In August of 2020 the Securities and Exchange Commission (SEC) narrowly approved a vote to expand its definition of who qualified as an accredited investor.
Previously, an investor needed to be an “Accredited Investor” which is to say they needed to have $1 million in net assets, not including their primary residence, or more than $200,000 in yearly income. Those restrictions have now loosened up, though.
Paul Kiernan of the Wall Street Journal provides more detail, citing how proponents of this change argue that it makes investing less discriminatory against those who are not already wealthy.
Those in favor of this change feel any well-informed person should be able to analyze the risks and potentially benefit from this system, regardless of whether they are just starting out financially.
Being well-informed doesn’t mean just reading a few articles online, though. This change primarily applies to certain professionals whose focus is finance. For instance, those with an entry-level stockbroker’s license, or employees at nonpublic firms who are deemed to be knowledgeable.

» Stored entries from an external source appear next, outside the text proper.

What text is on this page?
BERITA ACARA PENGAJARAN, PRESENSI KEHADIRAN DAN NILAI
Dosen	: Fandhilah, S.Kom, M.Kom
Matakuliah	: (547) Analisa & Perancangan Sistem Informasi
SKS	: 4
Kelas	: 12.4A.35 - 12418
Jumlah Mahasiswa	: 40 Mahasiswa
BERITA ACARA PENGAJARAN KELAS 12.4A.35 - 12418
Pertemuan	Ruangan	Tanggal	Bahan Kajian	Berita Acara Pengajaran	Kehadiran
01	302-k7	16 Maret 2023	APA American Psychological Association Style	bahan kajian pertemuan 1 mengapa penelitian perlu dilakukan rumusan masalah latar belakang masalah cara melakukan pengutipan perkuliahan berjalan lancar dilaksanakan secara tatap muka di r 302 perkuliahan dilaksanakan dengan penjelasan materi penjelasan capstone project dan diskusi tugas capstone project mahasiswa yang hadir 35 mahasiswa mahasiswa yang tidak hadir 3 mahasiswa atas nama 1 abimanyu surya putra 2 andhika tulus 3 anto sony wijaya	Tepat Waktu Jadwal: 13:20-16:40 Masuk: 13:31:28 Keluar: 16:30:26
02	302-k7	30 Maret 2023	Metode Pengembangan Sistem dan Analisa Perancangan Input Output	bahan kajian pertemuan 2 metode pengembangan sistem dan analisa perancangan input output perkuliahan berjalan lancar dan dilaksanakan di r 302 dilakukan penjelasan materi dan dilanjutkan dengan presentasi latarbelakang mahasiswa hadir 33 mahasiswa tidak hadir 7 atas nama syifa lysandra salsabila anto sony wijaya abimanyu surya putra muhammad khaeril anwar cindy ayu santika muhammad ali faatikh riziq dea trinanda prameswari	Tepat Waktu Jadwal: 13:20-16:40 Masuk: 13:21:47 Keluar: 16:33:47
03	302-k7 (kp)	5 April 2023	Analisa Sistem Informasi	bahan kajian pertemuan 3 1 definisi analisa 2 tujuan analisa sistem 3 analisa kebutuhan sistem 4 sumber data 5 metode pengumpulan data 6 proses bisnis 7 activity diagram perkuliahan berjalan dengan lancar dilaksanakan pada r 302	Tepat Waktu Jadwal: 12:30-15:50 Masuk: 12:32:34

It should be noted that were it not for this vote from the SEC, the financial prerequisites to qualify as an accredited investor would have likely increased significantly. The current wealth requirements have not been adjusted for inflation, and the approved vote will keep it that way.
And since job incomes have continued to grow, this makes it likely that we will see more people who qualify under the wealth and income requirements as well.
For comparison, just 1.31 million households met the financial requirements in 1983. In 2019, that number was 16 million households nationwide.
This presents another option for individual investors to broaden their horizons without needing to take years to establish themselves or seek out favor from a wealthy associate.
Fred Hubler, Chief Wealth Strategist for Creative Capital Wealth Management Group has been working with accredited investors and accredited investments since he started his firm 18+ years ago. “One of the hardest parts of my job,” Hubler said, “is knowing there are investments that some people should have but don’t qualify for.”
To address this inequity, Hubler has been looking for investments that are less correlated to the market but do not require an investor to be an accredited investor.
“There are not many but we found a few we like and have sprinkled those strategies in our portfolio to give non-accredited investors more than just public stocks/bonds/funds,” Hubler stated.
Now more individuals will be able to take part in investing in hedge funds, startups, and private-equity funds. While that is a valuable option to contemplate, naturally any such decisions should not come before consulting a reliable financial assistant.